Most poisoning injuries involve medicines, household products and cosmetics.

The points below will help prevent your child being poisoned.

  • Keep anything that may be poisonous out of reach, preferably in a locked cupboard – this includes all medicines and pills, household cleaners, liquid detergent capsules and garden products.
  • Use containers with child-resistant tops – be aware that by three years of age, many children are able to open child-resistant tops, although it may take them a little longer.
  • Keep all dangerous chemicals in their original containers – for example, don't store weedkiller in an old drinks bottle because a young child may mistake it for something safe to drink.
  • Dispose of unwanted medicines and chemicals carefully.
  • Discourage your children from eating any plants, berries or fungi when outside – some are poisonous and can be fatal. Avoid buying plants with poisonous leaves or berries.
  • To prevent carbon monoxide poisoning, fit a carbon monoxide alarm and make sure that you have carbon fuel burning appliances (such as gas, coal, wood, oil burners) serviced every year.

Glass-related injuries

Broken glass can cause serious cuts. The following advice may help you keep your child safe.

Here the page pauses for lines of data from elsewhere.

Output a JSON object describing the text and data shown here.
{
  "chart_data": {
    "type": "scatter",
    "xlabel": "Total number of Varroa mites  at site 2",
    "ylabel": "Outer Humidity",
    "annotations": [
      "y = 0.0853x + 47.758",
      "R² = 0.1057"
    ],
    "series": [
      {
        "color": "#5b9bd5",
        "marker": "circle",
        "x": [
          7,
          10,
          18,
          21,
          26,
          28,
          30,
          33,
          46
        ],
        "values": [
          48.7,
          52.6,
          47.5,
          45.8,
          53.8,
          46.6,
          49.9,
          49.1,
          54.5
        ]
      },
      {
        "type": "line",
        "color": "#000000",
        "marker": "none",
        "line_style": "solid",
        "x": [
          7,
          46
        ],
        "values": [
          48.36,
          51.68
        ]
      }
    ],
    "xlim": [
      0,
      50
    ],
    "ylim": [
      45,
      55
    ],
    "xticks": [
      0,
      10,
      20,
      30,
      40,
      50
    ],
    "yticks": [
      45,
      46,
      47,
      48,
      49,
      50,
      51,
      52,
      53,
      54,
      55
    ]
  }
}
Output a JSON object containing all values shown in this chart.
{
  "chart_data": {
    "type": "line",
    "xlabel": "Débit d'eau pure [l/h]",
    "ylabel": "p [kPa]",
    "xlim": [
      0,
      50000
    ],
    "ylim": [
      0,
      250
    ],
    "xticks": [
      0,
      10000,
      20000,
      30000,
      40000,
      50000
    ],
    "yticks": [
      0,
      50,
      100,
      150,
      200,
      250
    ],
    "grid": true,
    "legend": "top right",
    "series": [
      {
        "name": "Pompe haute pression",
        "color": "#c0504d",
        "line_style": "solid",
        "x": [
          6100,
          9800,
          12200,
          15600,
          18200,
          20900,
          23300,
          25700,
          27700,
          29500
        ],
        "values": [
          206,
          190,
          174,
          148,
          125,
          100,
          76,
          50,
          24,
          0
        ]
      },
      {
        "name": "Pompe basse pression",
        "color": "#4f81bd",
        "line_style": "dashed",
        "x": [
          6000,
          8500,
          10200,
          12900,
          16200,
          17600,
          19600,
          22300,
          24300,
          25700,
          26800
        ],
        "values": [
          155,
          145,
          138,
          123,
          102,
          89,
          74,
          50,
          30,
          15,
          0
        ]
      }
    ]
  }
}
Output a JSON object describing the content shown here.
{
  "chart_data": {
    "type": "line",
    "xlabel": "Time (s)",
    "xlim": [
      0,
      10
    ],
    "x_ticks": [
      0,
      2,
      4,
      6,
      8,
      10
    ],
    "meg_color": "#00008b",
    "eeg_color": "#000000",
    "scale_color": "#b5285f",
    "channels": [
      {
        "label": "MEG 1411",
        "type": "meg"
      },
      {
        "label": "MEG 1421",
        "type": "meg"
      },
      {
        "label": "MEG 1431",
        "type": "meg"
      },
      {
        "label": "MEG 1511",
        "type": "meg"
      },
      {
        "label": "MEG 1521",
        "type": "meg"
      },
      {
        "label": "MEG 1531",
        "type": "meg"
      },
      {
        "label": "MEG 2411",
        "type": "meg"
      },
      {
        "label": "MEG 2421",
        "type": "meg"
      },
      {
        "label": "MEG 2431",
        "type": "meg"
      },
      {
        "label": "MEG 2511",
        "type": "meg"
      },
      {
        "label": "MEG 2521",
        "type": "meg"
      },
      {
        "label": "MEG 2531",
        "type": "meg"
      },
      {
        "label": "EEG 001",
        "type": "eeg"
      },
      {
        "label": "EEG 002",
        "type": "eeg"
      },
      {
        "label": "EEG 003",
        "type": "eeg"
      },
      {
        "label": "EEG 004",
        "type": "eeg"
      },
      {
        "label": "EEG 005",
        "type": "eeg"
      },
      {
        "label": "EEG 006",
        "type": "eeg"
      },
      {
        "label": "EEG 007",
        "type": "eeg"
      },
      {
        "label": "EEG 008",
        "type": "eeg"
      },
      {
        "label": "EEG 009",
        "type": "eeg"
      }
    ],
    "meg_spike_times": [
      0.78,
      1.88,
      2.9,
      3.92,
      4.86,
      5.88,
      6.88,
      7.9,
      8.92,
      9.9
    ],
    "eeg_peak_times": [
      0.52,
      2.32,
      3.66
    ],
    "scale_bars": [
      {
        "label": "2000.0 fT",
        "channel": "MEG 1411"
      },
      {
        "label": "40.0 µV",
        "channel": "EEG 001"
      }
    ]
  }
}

  • Use safety glass at a low level, such as in doors and windows. Safety glass is glass that's toughened and laminated and passes specially designed impact tests. Normal glass shatters more easily. The British Standard for safety glass is BS 6206. Look for the BS marks on your windows or ask the glazier who is fitting your windows.
  • Make existing glass safe by applying a shatter-resistant film.
  • When buying furniture that incorporates glass, make sure it's safety approved. Look for furniture that meets the following safety standards: BS EN 12521:2009 and BS 14749-2005, BS EN 14072:2003, BS EN 12150-1:2000 and BS EN 12600-2002.
  • Always dispose of broken glass quickly and safely – wrap it in newspaper before throwing it in the bin.
  • If you own a greenhouse or cold frame (a structure to protect plants from the winter cold), make sure it has safety glazing or is fenced off from children.
  • Don't let a toddler hold anything made of glass.

Drowning

Children can drown in a few centimetres of water. They should be supervised at all times when near water. You should follow the advice below.

  • Never leave a baby or child in the bath unsupervised, not even for a minute – this includes in a bath seat.
  • Don't leave uncovered containers of liquid around the house.
  • Empty paddling pools and store them away when not in use.
  • Ideally, fill in garden ponds when your child is young and before they're mobile. If this isn't possible, cover ponds with a rigid grille or fence them off securely.
  • Be careful when your children visit other gardens that have ponds or lakes nearby.
  • If you decide to keep a garden pond make sure children are supervised closely and constantly while they're in the garden.